So, when did history start around here? History, when I was at school, mostly involved exciting things like battles. Sadly, there is not much in the way of evidence that there has ever been a battle as such at Walthamstow, (if you discount the air war fought over our heads in World War Two and the pounding the Germans tried to give us) though there used to be a legend of one in the distant past. I suppose if one goes back to the very beginning, and makes some deductions, it's quite possible that there was a bit of violence on the last few occasions we were invaded. This would probably include the activities of the tribes who fought over the countryside a few miles to our north at the time that the defense works at Ambresbury Banks and Loughton Camp were made. These were built around 500BC or sometime between 650 BC and 43 AD, depending on which expert you consult. Prior to archaeological excavations which were first carried out in 1881, under the direction of General Pitt-Rivers there was a strong local belief that this was the site of the defeat and death of – Boudicca (Boadicea), at the hands of the Romans in AD 61, but these earthworks are now recognized as evidence of political instability in the earlier Iron Age. As well as the tribes at Ambresbury Banks and Loughton Camp, it is known that there were other settlements in the area, particularly dating around 3,000 years ago, when the area was an open river valley. Finds of four skeletons in the Lea Valley at the Aquatic Centre site of the 2012 Olympics to our south would suggest that there would have been people visiting, if not living on, the dry lands on the eastern side of the valley which make up Walthamstow. For those of us interested in old punch-ups, though, the people who lived in these two dated areas of settlement could have been up to 1000 years apart, so we can't speculate that people from down in the valley ever squared off against the folks holed up in the trees in what is now Epping Forest.

The debunking of the Boudicca legend, does not mean that the Roman legions could not have tramped around the area later on, of course. I also tend to believe that local legends should not be dismissed out of hand through lack of evidence. Roman remains have been found scattered around the borough proving it was a significant area of Roman occupation.

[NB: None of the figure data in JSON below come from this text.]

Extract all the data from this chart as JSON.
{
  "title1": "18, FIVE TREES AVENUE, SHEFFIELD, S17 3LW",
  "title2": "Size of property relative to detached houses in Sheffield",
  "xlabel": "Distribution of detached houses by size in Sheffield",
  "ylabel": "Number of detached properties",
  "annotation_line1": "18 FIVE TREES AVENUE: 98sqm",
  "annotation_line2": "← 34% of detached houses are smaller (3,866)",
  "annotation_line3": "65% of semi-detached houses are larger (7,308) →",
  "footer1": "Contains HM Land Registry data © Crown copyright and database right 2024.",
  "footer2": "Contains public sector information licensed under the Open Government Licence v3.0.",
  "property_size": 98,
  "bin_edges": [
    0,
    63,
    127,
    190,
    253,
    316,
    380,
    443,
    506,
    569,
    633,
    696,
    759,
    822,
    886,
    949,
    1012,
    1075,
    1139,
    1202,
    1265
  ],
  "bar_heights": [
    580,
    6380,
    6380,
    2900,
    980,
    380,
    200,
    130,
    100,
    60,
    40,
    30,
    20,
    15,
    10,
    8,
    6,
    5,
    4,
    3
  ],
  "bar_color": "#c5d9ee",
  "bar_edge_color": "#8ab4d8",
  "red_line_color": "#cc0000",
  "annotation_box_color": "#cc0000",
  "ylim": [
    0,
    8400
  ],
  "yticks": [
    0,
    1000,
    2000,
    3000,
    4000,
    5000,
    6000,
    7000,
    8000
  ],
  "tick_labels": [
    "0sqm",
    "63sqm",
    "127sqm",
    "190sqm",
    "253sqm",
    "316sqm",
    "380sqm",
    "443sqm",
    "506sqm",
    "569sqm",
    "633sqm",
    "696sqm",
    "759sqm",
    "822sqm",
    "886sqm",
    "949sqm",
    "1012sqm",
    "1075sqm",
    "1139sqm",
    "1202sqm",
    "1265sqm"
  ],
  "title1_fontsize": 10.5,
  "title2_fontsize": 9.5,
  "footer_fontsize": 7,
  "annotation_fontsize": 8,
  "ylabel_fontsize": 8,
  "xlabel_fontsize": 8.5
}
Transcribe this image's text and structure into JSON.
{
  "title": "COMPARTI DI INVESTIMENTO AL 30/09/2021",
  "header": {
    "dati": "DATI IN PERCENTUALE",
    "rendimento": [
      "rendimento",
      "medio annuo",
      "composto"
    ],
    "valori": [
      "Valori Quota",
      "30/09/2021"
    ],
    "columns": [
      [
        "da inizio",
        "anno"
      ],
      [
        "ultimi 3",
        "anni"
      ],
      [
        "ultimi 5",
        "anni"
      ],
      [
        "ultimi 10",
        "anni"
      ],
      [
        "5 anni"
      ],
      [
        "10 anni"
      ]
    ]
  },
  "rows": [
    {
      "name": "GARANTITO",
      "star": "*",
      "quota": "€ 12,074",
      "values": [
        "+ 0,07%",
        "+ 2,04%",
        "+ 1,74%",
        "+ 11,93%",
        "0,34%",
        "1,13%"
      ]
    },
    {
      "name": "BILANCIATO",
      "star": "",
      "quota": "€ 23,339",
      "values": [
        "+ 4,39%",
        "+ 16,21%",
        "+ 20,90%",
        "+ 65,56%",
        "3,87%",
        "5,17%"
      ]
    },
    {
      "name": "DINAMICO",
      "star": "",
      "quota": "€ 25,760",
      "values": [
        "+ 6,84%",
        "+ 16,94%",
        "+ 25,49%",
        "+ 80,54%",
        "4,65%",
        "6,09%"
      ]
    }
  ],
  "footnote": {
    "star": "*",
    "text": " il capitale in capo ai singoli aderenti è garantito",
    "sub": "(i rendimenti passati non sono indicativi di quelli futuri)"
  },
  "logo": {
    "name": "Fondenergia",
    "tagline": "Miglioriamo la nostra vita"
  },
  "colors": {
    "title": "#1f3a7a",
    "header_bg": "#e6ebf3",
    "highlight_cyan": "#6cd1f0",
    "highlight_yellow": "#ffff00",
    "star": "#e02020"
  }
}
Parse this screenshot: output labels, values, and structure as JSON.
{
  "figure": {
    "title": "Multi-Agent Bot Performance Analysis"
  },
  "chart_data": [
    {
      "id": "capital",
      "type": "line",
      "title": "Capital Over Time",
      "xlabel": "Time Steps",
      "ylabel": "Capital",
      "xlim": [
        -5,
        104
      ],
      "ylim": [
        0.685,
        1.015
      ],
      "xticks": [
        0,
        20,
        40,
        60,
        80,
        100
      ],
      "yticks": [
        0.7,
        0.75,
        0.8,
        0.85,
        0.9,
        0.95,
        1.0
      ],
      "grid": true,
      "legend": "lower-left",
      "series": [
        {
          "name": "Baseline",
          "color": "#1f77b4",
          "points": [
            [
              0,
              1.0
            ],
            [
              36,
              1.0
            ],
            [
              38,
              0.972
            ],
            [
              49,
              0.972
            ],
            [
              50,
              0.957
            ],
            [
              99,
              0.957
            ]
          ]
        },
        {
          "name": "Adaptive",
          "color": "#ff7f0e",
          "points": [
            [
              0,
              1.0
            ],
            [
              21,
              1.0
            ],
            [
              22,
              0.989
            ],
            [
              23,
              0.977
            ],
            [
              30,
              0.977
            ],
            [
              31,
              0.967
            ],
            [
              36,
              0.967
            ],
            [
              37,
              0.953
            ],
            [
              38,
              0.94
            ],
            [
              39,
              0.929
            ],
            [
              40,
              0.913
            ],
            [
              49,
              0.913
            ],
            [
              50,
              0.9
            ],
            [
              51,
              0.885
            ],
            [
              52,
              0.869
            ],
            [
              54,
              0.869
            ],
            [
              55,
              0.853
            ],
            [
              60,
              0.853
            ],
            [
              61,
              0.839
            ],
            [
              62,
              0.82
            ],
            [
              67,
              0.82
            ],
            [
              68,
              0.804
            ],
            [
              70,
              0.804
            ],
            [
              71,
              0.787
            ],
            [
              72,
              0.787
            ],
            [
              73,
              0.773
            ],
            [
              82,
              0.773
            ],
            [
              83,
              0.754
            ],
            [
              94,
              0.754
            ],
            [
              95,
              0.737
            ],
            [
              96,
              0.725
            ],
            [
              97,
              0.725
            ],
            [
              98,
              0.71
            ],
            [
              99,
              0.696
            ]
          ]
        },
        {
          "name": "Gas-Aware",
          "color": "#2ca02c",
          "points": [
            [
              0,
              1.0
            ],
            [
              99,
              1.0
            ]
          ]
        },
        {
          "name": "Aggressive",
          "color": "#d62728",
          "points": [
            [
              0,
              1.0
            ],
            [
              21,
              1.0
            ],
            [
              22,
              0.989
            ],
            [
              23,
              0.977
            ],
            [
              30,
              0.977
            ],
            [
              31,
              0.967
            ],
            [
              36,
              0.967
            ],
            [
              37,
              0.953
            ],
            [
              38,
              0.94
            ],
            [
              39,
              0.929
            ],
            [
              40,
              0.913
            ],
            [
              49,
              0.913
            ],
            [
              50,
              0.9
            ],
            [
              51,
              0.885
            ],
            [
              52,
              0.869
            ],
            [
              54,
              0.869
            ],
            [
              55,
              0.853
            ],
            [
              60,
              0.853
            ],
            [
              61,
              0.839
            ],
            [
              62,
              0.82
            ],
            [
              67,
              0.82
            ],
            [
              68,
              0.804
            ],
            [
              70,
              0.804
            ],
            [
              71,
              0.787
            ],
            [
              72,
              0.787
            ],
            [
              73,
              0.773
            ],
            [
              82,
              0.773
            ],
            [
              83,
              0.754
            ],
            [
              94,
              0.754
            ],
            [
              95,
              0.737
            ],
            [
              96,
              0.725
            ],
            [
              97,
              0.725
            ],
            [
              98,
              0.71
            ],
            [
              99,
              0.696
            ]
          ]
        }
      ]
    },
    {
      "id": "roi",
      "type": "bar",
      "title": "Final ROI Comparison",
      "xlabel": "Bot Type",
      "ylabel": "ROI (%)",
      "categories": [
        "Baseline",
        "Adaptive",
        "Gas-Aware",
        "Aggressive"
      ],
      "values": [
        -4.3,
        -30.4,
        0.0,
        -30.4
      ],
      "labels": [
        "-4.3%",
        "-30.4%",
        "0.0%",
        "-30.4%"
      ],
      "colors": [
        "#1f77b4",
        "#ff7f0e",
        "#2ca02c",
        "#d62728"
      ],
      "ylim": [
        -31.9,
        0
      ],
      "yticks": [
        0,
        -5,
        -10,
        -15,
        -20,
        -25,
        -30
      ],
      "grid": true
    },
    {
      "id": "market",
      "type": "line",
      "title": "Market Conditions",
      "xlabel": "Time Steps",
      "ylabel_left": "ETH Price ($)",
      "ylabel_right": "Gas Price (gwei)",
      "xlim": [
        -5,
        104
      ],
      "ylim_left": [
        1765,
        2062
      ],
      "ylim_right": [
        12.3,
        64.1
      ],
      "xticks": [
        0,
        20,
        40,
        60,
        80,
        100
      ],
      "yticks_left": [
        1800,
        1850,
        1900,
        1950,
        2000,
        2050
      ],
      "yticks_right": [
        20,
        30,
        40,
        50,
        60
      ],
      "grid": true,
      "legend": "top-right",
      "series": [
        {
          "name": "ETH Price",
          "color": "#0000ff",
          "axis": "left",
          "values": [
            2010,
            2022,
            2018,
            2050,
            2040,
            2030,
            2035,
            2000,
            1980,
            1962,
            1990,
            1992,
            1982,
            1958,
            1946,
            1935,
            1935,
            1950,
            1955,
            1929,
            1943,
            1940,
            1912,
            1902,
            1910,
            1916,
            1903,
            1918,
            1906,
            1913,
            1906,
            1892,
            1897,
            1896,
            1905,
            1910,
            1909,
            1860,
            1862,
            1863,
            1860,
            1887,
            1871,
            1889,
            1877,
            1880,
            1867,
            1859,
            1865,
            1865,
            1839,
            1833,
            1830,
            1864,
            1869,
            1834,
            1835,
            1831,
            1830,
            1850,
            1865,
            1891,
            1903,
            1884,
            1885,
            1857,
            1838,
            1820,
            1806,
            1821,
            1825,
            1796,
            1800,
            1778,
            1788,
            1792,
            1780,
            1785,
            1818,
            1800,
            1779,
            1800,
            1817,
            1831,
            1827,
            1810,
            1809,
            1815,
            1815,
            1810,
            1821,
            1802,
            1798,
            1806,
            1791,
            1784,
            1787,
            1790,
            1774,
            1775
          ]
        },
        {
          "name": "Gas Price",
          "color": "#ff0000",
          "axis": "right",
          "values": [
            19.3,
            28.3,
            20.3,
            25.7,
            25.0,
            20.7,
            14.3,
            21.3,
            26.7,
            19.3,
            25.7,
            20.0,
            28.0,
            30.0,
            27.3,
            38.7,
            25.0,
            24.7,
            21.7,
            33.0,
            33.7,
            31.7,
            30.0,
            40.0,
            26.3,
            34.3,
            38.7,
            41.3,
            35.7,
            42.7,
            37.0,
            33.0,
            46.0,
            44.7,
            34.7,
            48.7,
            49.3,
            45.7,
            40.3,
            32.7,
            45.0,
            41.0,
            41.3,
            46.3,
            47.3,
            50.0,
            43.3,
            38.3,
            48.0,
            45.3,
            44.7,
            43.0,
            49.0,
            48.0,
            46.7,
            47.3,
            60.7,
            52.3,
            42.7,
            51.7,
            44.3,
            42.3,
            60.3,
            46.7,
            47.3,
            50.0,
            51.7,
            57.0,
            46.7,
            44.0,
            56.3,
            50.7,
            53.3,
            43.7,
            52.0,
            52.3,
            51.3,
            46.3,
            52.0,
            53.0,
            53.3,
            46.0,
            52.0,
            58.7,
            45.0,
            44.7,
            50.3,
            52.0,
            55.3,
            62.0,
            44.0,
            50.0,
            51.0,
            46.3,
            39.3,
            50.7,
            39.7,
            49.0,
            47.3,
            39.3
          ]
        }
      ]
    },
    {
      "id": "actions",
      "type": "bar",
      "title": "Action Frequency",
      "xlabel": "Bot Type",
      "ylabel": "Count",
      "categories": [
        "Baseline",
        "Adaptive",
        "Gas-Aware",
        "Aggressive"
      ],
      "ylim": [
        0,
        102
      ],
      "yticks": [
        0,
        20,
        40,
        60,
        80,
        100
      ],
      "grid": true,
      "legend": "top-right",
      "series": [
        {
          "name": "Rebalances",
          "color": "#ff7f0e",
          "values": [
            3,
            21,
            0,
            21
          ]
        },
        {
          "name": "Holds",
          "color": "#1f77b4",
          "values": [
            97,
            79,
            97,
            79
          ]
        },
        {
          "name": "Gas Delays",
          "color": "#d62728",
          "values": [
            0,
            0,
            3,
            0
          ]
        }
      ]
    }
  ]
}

Not much is known about the history of the area after the Romans. I would like to think we would know about it if it was not fairly peaceful round here until a lot later on, when it is known that the area saw major troop movements during Alfred’s fightback against the Danish invasions. It is very likely that the Danes used the Lea valley for some of their troop movements from Hertfordshire and East Anglia into the Thames area, as well as when infiltrating up the Thames estuary itself by ship. They would have had to have passed through the Walthamstow area to do that. In 896 their fleet fled up the Lea trying to avoid capture by King Alfred, returning to Hertford, where they had prepared fortified defences against Alfred's armies. Whether Walthamstow amounted to much in those days is hard to tell. I imagine the locals cowering in the bushes or reeds of the marshes watching the two fleets haring after each other a few hundred yards away, the soldiers swearing and straining away in their boats. A danish boat was found in the 19th century buried beneath the marsh when large tracts of it were dug up when the reservoirs were created.

If this was the first time villagers had had to take cover in the marshes, its hard to tell. It is also hard to know if there was fighting in the area during the Saxon invasions of England. I would however bet there was something or other going on, if historians who consider that invasion to have amounted to one of the most comprehensive cases of wholesale ethnic cleansing that the world has ever know are right. Or then again, not. Little by way of physical evidence of any of this remains unfortunately.

History, as in the stuff that gets taught in schools, or made up by people wishing to put plaques up in our library, really seems to pick up around here shortly after the Normans got here. In 1076 the place was known as Wilcumestowe , which has been translated as ‘Place of Welcome’. (In 1086 though, it was spelled Wilcumestou). If that's correct, it doesn’t sound like any residents had been planning on giving strangers a hard time. There was no fortification of any kind when the Normans arrived, as far as I am aware. The place was described in the Domesday book a few years later, though by then it had the more fancy, Frenchified spelling.